Ao Estadão, o médico relatou ter sido recebido no Ministério da Saúde apenas por um coordenador de departamento. "Ele me comunicou que eu não tomaria posse", afirmou. "Não me disseram mais nada. Não teve justificativa."
Gurgel contou que agora espera poder voltar a trabalhar na Universidade de Sergipe, onde leciona. Para isso, aguarda que o ministério publique a exoneração. "Eu pedi que me fizesse esse documento, porque eu preciso assumir de volta (na universidade), né? Eu pedi a eles que me fizessem esse documento o mais rápido possível", contou. "Eu fui convidado, mas agora vou voltar para minha vida normal, sem problemas. Eu tenho o que fazer."
O médico disse ter se encontrado uma única vez com Queiroga, quando foi entrevistado para o cargo. Ele contou que não conhecia o ministro e não houve mais contato desde então. "Eu não tenho acesso ao ministro", disse.
A nomeação chegou a ser divulgada no site do Ministério da Saúde no dia 7 de outubro. "A partir de agora, Gurgel estará à frente de temas prioritários para o Ministério da Saúde, como a cobertura vacinal dos imunizantes previstos no Calendário Nacional de Vacinação e a continuidade da campanha contra a Covid-19, que já imunizou quase 94% da população adulta com a primeira dose", diz o texto, que ainda está no ar.

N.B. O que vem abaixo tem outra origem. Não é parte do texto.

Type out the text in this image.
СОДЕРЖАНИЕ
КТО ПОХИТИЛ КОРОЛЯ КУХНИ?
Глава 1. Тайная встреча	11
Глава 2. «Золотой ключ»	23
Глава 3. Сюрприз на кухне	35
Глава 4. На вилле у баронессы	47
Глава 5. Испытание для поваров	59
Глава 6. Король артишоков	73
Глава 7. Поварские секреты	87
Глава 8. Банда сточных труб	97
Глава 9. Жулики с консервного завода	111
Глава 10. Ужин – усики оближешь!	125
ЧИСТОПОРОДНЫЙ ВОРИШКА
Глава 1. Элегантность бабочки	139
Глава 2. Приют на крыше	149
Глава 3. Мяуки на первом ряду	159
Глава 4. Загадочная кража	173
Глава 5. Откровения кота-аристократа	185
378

Em manifestação ao site, Gurgel chegou a planejar como seria o trabalho no PNI. "A prioridade será reforçar as coberturas vacinais dos calendários do PNI, principalmente das crianças, mas também dos adolescentes, grávidas e idosos. Precisamos colocar em níveis seguros, para que essas doenças não retornem. É claro que também temos muito trabalho relacionado à vacinação contra a Covid-19", afirmou à época.
O caso de Gurgel não é inédito no Ministério da Saúde. Anunciada em maio como chefe da Secretaria Extraordinária de Enfrentamento à Covid-19, a médica Luana Araújo foi informada dez dias depois que sua nomeação não seria concretizada.
Luana é defensora da vacinação em massa e já declarou ser favorável a medidas restritivas e contra o "kit covid". Em uma entrevista, a médica afirmou que "todos os estudos sérios" demonstram a ineficácia da cloroquina e que a ivermectina é "fruto da arrogância brasileira" e "mal funciona para piolho".
Na época, Queiroga negou pressão do Planalto. Sem informar o motivo de Luana ter deixado o cargo, se limitou a dizer que a pasta buscaria por outro nome com "perfil profissional semelhante: técnico e baseado em evidências científicas".
Poucos dias depois, no entanto, durante audiência da Comissão de Fiscalização Financeira e Controle da Câmara dos Deputados, o ministro disse que a doutora era uma "pessoa qualificada" e tinha as condições técnicas para exercer "qualquer função pública", mas não foi nomeada porque além de "validação da técnica", era necessário "validação política" para nomeação."Vivemos em um regime presidencialista", afirmou o ministro.
Procurado, o Ministério da Saúde não se manifestou sobre o caso de Gurgel.